Noch fehlt im gesamten Haus ein inklusives Leit- und Orientierungssystem – eine wichtige Voraussetzung für einen selbstbestimmten Museumsbesuch! Auch sind die Ausstellungen noch nicht multisensorisch angelegt, sondern fast ausschließlich auf visuelle Zugänge angelegt. Daran müssen und wollen wir noch arbeiten! Die beiden taktilen Vermittlungsstationen sind nur ein erster Auftakt zur Verbesserung der Situation.

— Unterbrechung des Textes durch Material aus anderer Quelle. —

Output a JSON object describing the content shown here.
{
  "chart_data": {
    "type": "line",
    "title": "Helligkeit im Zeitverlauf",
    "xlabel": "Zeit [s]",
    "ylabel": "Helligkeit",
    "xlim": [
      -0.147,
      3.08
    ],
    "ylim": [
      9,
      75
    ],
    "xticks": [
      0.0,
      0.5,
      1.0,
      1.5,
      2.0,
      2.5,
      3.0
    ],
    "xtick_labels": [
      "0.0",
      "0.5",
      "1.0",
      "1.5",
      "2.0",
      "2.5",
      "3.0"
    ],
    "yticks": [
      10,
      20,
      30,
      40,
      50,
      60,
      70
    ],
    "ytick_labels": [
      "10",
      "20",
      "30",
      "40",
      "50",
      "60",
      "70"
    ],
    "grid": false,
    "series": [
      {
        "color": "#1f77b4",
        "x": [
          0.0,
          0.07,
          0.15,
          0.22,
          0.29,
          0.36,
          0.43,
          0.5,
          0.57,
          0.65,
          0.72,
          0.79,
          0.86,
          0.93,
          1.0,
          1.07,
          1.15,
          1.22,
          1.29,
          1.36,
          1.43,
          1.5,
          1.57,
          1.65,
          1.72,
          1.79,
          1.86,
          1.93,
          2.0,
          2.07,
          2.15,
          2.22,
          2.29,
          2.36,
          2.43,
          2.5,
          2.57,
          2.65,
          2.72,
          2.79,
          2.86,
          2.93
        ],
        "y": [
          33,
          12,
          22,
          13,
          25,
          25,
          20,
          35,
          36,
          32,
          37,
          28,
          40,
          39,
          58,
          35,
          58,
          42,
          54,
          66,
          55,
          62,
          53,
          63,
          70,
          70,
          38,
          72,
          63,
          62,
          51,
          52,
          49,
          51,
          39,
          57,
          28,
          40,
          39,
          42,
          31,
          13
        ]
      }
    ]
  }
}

Zukünftig werden die Stationen auch in eine per App oder per Multimediaguide nutzbare Audiodeskriptionsspur durch die Dauerausstellung des Stadtmuseums eingebunden. Sie soll Nutzer:innen, die mit einer Begleitperson ohne Seheinschränkung das Museum besuchen, anhand ausgewählter Stationen in die Ausstellung und deren Themenbereiche einführen. Präsentiert wird eine detaillierte Beschreibung des Museumsgebäudes, der einzelnen Ausstellungsräume und ausgewählter Exponate und deren historischer Kontext. Zudem gibt es Angaben zur räumlichen Orientierung, sodass blinden und sehbehinderten Menschen das Auffinden und Nutzen der taktilen Vermittlungsstationen in der Ausstellung überhaupt ermöglicht wird.
Die Spur wurde mit der Agentur Verso – einer Agentur, die sich für den Gebrauch einer verständlichen Sprache einsetzt – und der Agentur he´ Die Hörerlebnis Agentur entwickelt. Sie ist so aufgebaut, dass sie zukünftig um weitere Inhalte ergänzt werden kann. So wird gewährleistet, dass neue Exponate und Ausstellungsinhalte in die Spur integriert und somit von blinden und sehbehinderten Museumsgästen wahrgenommen werden können.
Inklusion im Museum ist ein fortwährender Prozess. Er muss immer weiter verbessert und ausgebaut werden, um Geschichte nicht nur zum Sehen und Hören, sondern auch zum Anfassen zu ermöglichen!